Here’s Deb Pallasch’s speech in favor of the teacher contract: stream, download. Note, especially her telling closer:
I would just ask, for all of us that are in the system, that you do consider to move past it — approve it like you did the other two [the facilities and administrators contracts]. And let’s start working on the new one, and give ourselves a little bit of room to refocus on the classroom and away from the adults.
I submit that Ms. Pallasch’s admission that teachers are incapable of keeping their professional focus on the classroom while negotiating employment contracts is ample evidence that teacher unionization has got to end.
Now give a listen to the sequence of events when Tom returned to the microphone to insist that his suggestion is reasonable: stream, download.
My equipment didn’t fully pick up the low rumble of the teachers’ reaction, but you can get the sense of what any citizen speaking against their demands would face. Note what happened next: Quite naturally, Tom turned around to address those who were attacking him from behind, and School Committee Chairman Jan Bergandy chastised him.
Overall, what struck me — as a construction worker who knows people who are being laid off, as well as some who are being asked to take actual reductions in pay and benefits — was the utter greed of the unionists. The town is raising taxes well past the state cap and, more importantly, well past what struggling families can afford, and people who are already compensated above the median Rhode Island household are acting as if tighter boundaries on their increases in pay are oppressive.
Their argument is that “the money is there” for such things as retroactive pay back to 2007, so that they can receive raises for their year of working to rule (which, a resident informed me after the meeting, did indeed cost students such things as teacher recommendations for college).
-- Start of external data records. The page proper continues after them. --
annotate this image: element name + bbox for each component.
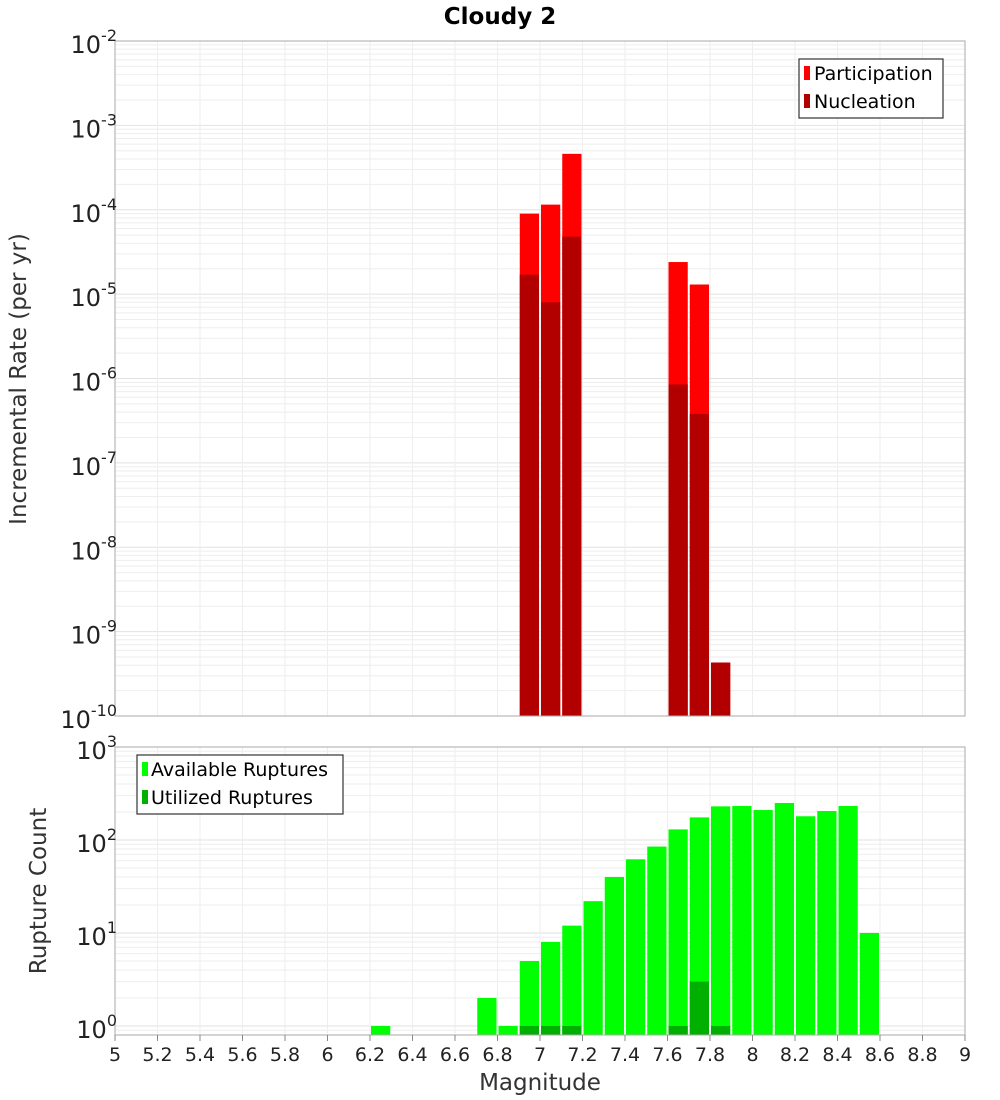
x-tick-label: 5.6 <box>227 1044 257 1066</box>
utilized-ruptures-bar <box>711 1025 731 1035</box>
available-ruptures-bar <box>668 829 688 1035</box>
nucleation-legend-swatch <box>804 94 810 108</box>
rate-grid <box>114 41 966 717</box>
x-tick-label: 9 <box>959 1044 971 1066</box>
available-ruptures-bar <box>498 1025 518 1035</box>
available-ruptures-bar <box>583 901 603 1035</box>
y-tick-label: 10-10 <box>60 701 117 734</box>
x-tick-label: 6 <box>321 1044 333 1066</box>
chart-title: Cloudy 2 <box>444 4 556 30</box>
available-ruptures-bar <box>371 1025 391 1035</box>
nucleation-bar <box>711 662 731 716</box>
available-ruptures-bar <box>689 817 709 1035</box>
count-legend-box <box>136 754 344 815</box>
nucleation-bar <box>689 413 709 716</box>
available-ruptures-bar <box>711 806 731 1035</box>
nucleation-bar <box>519 274 539 716</box>
x-tick-label: 7.4 <box>610 1044 640 1066</box>
count-bars <box>371 802 879 1035</box>
nucleation-legend-label: Nucleation <box>814 91 916 113</box>
utilized-ruptures-bar <box>668 1025 688 1035</box>
nucleation-bar <box>562 236 582 716</box>
rate-y-axis-label: Incremental Rate (per yr) <box>6 233 32 525</box>
y-tick-label: 10-7 <box>71 448 118 481</box>
y-tick-label: 102 <box>76 825 117 858</box>
x-tick-label: 8.2 <box>780 1044 810 1066</box>
x-tick-label: 6.8 <box>482 1044 512 1066</box>
x-tick-label: 8.8 <box>907 1044 937 1066</box>
available-ruptures-bar <box>753 810 773 1035</box>
utilized-legend-label: Utilized Ruptures <box>151 787 313 809</box>
utilized-ruptures-bar <box>519 1025 539 1035</box>
utilized-ruptures-bar <box>562 1025 582 1035</box>
x-tick-label: 6.4 <box>397 1044 427 1066</box>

The school committee should rephrase that to “money is there.” There’s no “the”; until the contract is approved, the teachers have no more claim to that money than, say, the students who still attend debilitated classrooms and have ever-more-limited opportunities as funds dry up. (Or even, perhaps, the parents who are so concerned about the effects of this environment on their children that they’re struggling even more to pay for private school.)